Tuesday, August 30, 2011

Day Nine: Unedited ramblings on inequalities

Inequality is hitting me more than just a bitter nagging at the back of my mind. There is no escaping, just better bubbles we create around ourselves. I am priviledged. I have plenty to eat, clean water to drink, somewhere to sleep and bathe, and people who love me. If something goes terribly wrong in my life I can be sure that there will be someway to be rescued from that situation. There is no true physical suffering. I cannot physically understand the struggles of so many people on the world for whom the basic human rights are not respected in their lives.

It is one thing to read about these abstract people, but a completely to meet and talk with them. When you hear about people through others or books, you have a percieved idea in your head of what they are like or what the particular situation. However, when you meet that experience or person face-to-face they become real in way that is hard to ignore. For me, right now, that is the disparity surrounding me. I am sitting in my giant room with a huge comfortable bed of my host family. I have my own space. I have a large group of people on the trip to keep me company in the afternoons. I have the staff of the program there to assist me if anything happens that is less than "acceptable".

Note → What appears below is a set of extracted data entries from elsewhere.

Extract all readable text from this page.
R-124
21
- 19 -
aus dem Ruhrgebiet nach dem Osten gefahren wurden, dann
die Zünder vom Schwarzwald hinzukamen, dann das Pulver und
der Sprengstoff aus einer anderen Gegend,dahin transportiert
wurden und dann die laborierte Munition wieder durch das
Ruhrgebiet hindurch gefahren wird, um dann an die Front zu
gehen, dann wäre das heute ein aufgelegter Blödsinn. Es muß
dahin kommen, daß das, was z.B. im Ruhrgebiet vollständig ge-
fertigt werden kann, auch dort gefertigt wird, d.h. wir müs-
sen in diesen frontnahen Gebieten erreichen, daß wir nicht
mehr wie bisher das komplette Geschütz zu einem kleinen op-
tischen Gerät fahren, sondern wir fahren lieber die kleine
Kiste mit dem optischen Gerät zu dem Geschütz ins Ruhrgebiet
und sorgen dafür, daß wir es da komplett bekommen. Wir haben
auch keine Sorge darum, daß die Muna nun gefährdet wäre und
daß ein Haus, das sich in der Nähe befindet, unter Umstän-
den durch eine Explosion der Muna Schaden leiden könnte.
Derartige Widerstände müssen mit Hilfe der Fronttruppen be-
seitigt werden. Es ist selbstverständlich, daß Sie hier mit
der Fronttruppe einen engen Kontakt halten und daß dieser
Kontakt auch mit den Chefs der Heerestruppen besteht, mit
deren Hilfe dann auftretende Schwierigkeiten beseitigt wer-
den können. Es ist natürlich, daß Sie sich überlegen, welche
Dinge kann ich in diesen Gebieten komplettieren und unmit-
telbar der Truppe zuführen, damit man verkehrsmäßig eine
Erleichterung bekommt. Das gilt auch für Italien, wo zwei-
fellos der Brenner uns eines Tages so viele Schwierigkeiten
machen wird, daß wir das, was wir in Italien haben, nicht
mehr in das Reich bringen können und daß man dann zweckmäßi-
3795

Directly outside my window, there are two indigenous women working on the sidewalk trying to sell various typical Guatemalan weavings. I hear the constant questions as people walk out of the school "handmade".. "por favor".."son bonitos"... "para tu familia"... which is all met with a "no, gracias." If one were to buy or donate money to everyone who asked, you would have to spend hundreds of dollars each day. I wish I had the money to do that. No, actually, I with we could fix the root of the perpetuating inequalities. I'm not saying that we need to move to a completely communist or socialist system, but there are a lot of ways to combat the persistant inequalites that would require less drastic measures.

That's really been on my mind a lot lately. I don't know if got my point across, but the priviledge of being a well-education woman from a society that for its problems, gives me drastically better chances at living a life where at the very least the basic essentials are covered... is hitting me in the face in a way that I definately think it should.

To move from frustration to action is the harder step, but with this afternoon's activities helping out at a local organization working toward sustainable development... we´ll make a small step!